Exploring stories of learning and professional development: interactions between GP personal tutors and medical students.Educ Prim Care. 2020 Jul 03 [Online ahead of print]EP
The demanding environment at medical school results in some students being prone to a high risk of mental health issues. GMC recommendations include positioning personal tutors for pastoral support and to act as academic role models. Tutors who are clinicians, such as GPs, could help students develop their academic and professional narratives.

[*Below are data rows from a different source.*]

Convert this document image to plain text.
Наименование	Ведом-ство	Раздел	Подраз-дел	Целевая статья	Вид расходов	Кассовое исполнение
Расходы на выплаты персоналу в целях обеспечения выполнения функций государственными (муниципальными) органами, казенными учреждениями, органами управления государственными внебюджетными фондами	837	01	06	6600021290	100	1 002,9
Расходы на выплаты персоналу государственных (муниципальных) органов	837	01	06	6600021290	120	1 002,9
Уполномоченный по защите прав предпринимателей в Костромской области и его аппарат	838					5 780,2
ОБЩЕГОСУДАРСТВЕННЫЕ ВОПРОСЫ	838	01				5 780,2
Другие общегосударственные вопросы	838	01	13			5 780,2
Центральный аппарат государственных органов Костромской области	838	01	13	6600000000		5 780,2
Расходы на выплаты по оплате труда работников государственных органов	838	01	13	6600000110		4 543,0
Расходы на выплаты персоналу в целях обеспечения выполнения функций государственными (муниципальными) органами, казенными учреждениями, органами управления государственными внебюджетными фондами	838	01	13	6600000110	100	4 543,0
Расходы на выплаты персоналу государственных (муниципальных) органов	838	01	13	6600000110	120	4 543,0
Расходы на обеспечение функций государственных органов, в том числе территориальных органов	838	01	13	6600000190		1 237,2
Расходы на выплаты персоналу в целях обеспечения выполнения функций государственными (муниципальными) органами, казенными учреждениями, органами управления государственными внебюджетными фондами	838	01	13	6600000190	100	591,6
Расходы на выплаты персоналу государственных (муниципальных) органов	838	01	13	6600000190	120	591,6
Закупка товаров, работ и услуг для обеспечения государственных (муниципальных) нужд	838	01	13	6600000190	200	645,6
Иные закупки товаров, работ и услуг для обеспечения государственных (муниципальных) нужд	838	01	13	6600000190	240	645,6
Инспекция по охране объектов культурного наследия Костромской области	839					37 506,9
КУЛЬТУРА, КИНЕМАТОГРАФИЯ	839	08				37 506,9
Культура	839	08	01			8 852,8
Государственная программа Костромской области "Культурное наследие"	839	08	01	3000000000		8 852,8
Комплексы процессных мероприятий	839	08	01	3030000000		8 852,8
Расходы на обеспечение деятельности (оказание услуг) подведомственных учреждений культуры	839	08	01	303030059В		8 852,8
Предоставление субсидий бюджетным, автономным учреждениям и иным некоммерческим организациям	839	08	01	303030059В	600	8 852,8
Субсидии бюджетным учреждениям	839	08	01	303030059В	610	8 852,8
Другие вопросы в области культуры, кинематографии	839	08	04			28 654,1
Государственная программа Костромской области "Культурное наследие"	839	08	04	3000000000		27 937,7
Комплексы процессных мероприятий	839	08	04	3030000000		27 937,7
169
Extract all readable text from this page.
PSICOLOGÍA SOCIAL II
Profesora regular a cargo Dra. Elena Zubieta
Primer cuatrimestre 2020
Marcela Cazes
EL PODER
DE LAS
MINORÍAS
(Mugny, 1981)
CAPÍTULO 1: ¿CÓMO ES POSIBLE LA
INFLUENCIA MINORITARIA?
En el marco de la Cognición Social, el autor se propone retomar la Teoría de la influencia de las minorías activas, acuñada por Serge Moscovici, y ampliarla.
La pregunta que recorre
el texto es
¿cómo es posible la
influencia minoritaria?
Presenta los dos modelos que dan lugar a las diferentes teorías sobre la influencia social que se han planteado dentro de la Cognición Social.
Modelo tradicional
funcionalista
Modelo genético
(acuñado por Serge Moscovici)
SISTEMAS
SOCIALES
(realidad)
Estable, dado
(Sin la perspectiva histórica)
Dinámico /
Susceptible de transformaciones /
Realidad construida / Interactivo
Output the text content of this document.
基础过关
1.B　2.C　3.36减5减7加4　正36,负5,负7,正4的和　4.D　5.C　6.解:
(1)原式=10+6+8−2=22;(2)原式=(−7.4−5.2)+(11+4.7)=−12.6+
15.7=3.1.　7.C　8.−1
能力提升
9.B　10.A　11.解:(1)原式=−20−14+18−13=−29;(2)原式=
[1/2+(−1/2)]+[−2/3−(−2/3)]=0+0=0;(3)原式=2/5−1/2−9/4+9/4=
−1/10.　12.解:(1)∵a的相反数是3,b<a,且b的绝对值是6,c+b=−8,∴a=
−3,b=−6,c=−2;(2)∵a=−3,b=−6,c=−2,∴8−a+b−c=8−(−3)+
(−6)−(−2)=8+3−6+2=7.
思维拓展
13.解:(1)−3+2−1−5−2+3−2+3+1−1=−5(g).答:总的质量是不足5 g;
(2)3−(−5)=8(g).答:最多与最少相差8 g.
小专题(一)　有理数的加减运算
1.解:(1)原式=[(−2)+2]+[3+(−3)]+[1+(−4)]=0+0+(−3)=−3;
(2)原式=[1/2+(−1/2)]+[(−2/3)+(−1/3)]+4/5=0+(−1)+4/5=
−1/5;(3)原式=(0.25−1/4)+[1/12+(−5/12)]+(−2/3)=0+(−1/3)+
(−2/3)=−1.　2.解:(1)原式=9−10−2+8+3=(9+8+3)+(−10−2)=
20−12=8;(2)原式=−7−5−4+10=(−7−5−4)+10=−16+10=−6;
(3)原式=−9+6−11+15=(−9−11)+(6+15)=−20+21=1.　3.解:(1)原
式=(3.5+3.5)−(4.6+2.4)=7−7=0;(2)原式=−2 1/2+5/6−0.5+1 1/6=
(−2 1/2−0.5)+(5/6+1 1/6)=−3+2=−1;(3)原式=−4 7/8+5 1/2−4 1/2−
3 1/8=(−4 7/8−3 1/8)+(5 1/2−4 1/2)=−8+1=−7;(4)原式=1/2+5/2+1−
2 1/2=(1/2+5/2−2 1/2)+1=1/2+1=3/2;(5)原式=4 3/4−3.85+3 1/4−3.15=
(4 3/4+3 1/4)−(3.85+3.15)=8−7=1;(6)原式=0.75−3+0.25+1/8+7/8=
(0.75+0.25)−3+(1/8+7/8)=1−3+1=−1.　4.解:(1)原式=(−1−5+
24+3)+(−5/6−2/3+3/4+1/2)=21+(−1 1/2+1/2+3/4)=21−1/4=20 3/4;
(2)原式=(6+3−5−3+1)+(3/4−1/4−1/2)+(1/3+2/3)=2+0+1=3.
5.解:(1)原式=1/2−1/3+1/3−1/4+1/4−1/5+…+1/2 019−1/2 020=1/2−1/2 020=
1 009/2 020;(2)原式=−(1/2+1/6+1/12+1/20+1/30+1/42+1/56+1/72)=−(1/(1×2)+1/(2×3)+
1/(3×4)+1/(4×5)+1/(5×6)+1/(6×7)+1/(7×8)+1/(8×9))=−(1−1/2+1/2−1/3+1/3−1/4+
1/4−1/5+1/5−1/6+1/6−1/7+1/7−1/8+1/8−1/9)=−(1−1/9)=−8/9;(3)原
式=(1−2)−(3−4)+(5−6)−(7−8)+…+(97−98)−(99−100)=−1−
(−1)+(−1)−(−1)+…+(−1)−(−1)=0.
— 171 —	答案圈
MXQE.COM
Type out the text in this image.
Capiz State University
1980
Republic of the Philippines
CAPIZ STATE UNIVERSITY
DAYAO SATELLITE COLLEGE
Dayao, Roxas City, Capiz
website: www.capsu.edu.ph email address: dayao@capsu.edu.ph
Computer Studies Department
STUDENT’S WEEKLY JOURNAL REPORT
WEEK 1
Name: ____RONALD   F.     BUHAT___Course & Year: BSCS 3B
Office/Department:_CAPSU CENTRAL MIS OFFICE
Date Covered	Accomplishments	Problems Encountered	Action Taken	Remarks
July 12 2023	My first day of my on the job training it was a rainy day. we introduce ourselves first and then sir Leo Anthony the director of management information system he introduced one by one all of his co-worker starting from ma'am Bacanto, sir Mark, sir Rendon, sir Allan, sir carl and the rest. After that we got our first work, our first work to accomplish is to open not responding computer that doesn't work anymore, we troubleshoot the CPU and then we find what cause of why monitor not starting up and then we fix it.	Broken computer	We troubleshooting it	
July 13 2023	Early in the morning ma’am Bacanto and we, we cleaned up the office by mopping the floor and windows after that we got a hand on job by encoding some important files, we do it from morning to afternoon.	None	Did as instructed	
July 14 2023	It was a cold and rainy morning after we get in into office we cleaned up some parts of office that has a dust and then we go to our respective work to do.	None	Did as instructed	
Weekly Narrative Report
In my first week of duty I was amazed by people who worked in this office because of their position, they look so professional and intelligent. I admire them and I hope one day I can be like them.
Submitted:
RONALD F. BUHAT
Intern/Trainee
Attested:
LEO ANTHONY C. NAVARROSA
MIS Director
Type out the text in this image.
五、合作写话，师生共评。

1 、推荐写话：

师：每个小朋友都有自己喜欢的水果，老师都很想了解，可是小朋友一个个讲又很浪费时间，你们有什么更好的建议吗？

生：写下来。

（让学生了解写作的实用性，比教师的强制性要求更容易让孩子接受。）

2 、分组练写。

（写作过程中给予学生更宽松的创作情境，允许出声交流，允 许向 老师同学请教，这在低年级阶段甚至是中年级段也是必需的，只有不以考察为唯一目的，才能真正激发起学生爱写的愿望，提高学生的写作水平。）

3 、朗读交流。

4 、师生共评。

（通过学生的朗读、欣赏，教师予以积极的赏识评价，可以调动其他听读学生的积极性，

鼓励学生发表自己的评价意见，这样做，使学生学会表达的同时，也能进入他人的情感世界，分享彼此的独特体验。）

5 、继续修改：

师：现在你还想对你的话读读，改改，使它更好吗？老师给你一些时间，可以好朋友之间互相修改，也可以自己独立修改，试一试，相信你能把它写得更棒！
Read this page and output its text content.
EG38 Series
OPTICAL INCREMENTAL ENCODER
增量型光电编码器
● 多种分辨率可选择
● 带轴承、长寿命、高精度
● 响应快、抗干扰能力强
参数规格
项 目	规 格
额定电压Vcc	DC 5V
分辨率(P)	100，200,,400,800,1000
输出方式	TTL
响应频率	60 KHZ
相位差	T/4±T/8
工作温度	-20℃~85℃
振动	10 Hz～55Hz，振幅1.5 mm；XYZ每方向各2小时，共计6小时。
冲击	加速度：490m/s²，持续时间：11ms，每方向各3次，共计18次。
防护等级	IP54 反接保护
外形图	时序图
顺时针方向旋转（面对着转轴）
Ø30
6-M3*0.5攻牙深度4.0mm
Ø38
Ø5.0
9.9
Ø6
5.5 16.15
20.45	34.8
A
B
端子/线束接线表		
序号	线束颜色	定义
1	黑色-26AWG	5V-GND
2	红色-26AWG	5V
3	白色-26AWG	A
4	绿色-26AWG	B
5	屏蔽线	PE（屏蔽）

Our study explores interactions between GP tutors and students and evaluates how personal tutoring can support the ways in which students respond to the medical school culture and its demands.
Six pairs of GP tutors and medical students had three personal tutor meetings over 9 months. Twelve meetings were recorded. A dialogical narrative analytical approach was used to assess how students' problems and reflective processes were negotiated with tutors. Three themes were formed to consolidate findings.
Tutors' affirmations helped students develop an alternative narrative to perfectionism focusing on 'doing well' and self-care. Reflection on students' perceptions of a medical career were prompted by tutors who encouraged students to keep an open-minded and enthusiastic outlook. Active participation from students sometimes required tutors to relinquish hierarchical power and share personal experiences.
GP tutors can help reframe student narratives of perfectionism and professionalism by expressing their vulnerabilities and working collaboratively. With clear guidance, there is potential for personal tutors working as GPs, to benefit students in the long run both academically and professionally. However, this should go hand in hand with a transformation of medical school culture to prevent sole focus on building student resilience.